For the application, I created a new console application in the VB 2005 Express IDE.
DatabaseException Base Class
If you're going to have more than one custom exception, it's a good idea to create a custom base class for them. This base class will inherit from the System.Exception class that the .NET Framework provides. It also will contain the three constructors that will be common to all of your custom exceptions. The sample application's base class is called DatabaseException; the code is listed below:
Public Class DatabaseException Inherits Exception Public Sub New() End Sub Public Sub New(ByVal message As String) MyBase.New(message) End Sub Public Sub New(ByVal message As String, ByVal inner As Exception) MyBase.New(message, inner) End Sub End Class
The three constructors are the standard constructors provided by the System.Exception class. The first allows you to create an exception without using any parameters, just the default exception properties. The second allows you to specify a message string to use as the Message property of your exception. Finally, the third constructor also allows you to specify the message string, but it lets you specify an exception as the second parameter as well. The System.Exception class has a property called InnerException that is useful when you catch an exception and want to wrap it inside a more relevant exception. By setting the InnerException property, you can maintain all of the information in the original exception.

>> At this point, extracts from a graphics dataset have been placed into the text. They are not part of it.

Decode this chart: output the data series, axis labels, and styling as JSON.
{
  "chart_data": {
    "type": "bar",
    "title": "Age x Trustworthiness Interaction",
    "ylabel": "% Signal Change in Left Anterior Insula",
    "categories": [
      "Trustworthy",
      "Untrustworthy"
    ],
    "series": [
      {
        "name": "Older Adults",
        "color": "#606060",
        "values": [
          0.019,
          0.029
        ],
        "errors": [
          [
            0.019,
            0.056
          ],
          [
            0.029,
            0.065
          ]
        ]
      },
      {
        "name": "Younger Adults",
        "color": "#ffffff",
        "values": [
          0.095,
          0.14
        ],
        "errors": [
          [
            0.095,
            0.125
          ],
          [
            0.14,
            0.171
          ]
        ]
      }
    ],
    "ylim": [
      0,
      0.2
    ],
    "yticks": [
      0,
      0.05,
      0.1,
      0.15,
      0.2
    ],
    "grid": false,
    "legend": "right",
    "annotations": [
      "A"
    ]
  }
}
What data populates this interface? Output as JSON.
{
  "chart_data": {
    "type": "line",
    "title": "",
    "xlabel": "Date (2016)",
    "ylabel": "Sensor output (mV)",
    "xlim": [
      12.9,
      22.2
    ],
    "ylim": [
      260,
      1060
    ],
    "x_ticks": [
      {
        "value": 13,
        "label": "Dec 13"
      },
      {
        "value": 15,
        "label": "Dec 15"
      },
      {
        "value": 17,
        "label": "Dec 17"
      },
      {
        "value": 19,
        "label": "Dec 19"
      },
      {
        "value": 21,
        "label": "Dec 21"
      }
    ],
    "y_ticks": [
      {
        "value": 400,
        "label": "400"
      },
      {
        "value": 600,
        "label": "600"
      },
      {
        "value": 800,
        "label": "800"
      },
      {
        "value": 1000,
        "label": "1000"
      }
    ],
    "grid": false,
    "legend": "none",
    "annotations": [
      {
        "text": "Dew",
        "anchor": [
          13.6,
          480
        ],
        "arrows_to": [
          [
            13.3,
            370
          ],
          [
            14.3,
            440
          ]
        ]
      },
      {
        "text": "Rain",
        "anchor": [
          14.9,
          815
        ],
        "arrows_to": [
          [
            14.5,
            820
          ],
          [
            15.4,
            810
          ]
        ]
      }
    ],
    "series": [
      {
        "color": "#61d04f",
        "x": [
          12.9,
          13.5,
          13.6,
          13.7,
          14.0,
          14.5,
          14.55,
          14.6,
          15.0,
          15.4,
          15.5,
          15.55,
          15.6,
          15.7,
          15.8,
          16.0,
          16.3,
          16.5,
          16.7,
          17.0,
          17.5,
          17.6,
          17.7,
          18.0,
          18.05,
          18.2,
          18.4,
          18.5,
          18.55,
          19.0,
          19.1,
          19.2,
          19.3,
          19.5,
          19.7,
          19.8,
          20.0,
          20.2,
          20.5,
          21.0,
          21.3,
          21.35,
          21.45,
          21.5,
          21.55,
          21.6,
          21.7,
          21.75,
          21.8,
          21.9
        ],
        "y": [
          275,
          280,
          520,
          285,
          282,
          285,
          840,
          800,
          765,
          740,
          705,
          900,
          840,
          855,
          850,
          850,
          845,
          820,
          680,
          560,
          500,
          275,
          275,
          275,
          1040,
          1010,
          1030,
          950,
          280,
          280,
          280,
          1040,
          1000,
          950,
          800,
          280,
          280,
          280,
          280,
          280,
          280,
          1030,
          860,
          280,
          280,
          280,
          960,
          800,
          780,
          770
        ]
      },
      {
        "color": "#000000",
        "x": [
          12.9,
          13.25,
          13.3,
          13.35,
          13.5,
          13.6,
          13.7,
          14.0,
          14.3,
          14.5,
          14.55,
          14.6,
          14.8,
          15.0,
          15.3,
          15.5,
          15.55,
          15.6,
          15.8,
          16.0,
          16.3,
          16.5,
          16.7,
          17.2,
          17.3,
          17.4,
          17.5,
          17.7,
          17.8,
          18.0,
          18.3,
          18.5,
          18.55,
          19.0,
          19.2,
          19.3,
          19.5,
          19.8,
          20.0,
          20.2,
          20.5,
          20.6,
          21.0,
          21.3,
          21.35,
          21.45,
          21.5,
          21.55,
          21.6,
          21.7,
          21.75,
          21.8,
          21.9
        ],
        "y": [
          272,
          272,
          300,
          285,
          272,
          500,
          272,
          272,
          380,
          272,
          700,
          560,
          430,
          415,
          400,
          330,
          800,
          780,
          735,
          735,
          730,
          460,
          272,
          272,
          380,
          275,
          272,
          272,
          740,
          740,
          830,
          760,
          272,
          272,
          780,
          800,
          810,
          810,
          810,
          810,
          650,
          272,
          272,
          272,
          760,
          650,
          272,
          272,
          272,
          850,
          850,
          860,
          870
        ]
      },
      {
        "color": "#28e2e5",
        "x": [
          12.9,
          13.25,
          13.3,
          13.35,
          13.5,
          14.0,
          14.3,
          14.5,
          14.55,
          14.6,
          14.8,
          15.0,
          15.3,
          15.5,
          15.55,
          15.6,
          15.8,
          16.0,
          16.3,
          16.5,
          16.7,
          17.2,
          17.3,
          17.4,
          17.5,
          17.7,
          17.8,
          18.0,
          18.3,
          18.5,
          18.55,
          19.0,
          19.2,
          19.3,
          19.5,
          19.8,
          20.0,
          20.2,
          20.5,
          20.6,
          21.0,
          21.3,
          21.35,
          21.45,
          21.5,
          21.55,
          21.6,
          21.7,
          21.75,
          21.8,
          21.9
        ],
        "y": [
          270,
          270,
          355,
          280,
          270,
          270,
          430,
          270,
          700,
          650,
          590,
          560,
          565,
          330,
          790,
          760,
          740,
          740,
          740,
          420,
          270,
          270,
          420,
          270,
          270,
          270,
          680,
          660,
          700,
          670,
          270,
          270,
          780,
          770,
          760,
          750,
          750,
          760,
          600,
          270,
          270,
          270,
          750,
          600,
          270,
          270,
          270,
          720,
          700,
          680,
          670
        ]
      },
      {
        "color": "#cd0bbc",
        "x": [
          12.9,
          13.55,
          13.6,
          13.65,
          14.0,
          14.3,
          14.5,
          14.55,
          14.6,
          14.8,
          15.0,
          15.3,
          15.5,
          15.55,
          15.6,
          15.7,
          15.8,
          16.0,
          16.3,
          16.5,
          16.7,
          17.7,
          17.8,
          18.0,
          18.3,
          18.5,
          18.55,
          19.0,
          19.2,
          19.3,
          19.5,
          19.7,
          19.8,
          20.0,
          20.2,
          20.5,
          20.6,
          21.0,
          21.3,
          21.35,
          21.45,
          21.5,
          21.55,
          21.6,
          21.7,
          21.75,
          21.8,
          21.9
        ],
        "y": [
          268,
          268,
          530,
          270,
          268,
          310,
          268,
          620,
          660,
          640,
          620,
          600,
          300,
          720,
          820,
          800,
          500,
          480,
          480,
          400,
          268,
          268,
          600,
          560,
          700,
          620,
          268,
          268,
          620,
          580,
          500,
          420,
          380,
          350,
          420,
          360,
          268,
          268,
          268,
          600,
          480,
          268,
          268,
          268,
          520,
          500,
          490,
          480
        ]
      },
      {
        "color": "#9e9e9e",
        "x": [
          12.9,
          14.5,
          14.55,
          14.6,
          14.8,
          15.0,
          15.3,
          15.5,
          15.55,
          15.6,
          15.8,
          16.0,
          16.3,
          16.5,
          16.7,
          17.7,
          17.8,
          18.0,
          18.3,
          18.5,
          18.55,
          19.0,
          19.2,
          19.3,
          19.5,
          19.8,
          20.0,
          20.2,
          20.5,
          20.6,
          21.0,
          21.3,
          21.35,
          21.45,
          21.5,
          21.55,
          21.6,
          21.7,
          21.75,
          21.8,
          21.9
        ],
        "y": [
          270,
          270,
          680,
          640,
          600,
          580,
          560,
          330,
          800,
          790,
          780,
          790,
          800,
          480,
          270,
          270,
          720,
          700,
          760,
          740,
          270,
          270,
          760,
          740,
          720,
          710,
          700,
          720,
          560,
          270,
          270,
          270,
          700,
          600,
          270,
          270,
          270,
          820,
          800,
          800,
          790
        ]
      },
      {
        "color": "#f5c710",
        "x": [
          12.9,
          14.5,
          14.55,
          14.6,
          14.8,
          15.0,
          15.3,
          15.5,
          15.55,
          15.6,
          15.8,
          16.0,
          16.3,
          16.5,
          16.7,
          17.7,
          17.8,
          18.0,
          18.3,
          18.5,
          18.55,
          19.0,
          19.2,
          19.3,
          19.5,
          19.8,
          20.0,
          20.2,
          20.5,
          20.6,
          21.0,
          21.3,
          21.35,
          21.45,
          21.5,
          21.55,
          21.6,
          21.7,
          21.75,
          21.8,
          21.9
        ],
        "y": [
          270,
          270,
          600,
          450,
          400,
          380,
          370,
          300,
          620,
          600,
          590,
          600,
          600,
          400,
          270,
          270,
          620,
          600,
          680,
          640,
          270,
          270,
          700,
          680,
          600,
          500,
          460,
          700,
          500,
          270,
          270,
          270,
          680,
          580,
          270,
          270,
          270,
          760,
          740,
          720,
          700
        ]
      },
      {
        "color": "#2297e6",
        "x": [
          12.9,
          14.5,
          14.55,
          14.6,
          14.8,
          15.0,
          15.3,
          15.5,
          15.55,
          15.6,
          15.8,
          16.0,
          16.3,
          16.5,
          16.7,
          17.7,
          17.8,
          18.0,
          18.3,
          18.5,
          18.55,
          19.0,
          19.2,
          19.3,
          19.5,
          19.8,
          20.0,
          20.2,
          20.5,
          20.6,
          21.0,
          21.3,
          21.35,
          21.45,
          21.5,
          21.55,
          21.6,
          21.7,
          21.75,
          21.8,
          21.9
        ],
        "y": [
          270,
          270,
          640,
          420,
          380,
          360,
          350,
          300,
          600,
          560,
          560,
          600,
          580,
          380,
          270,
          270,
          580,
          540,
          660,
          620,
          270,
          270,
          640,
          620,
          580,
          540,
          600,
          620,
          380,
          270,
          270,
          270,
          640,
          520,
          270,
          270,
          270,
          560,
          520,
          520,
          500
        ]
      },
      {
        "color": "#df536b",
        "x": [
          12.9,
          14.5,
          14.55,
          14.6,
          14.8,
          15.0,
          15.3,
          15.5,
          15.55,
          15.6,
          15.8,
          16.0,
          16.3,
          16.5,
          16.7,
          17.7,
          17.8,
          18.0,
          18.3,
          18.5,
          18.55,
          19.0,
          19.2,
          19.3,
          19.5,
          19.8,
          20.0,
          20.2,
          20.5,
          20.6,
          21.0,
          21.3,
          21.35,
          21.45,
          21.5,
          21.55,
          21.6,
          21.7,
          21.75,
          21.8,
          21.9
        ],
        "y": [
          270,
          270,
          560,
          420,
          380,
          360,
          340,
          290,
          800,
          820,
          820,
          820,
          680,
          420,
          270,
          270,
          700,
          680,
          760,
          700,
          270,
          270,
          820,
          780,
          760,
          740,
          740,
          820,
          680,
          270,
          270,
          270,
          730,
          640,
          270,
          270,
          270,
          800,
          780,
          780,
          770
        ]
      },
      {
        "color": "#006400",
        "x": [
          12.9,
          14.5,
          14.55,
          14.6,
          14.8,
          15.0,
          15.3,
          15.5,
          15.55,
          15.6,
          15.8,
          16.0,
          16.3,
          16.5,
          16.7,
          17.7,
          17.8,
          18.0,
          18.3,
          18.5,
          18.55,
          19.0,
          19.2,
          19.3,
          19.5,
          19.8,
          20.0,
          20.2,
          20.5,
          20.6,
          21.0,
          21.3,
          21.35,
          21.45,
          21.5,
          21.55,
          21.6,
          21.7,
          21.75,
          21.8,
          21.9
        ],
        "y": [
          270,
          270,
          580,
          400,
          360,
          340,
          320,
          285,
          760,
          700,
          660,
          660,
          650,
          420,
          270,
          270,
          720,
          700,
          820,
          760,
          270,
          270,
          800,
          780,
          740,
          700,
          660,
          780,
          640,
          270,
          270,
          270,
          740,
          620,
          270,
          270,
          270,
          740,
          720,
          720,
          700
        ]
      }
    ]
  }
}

One last note about the base class: There seems to be some disagreement as to whether you should inherit from the System.Exception class or the System.ApplicationExeption class. Most of the older literature from Microsoft states you should inherit from System.ApplicationException, but the new philosophy seems to state that you should instead inherit from the System.Exception class. I'm not sure what, if any, technical differences there are, but I tested with the base class inheriting from each and it works both ways. For the purposes of the sample application, follow the newer philosophy and inherit from System.Exception. Perhaps exploring this difference is fodder for a future article.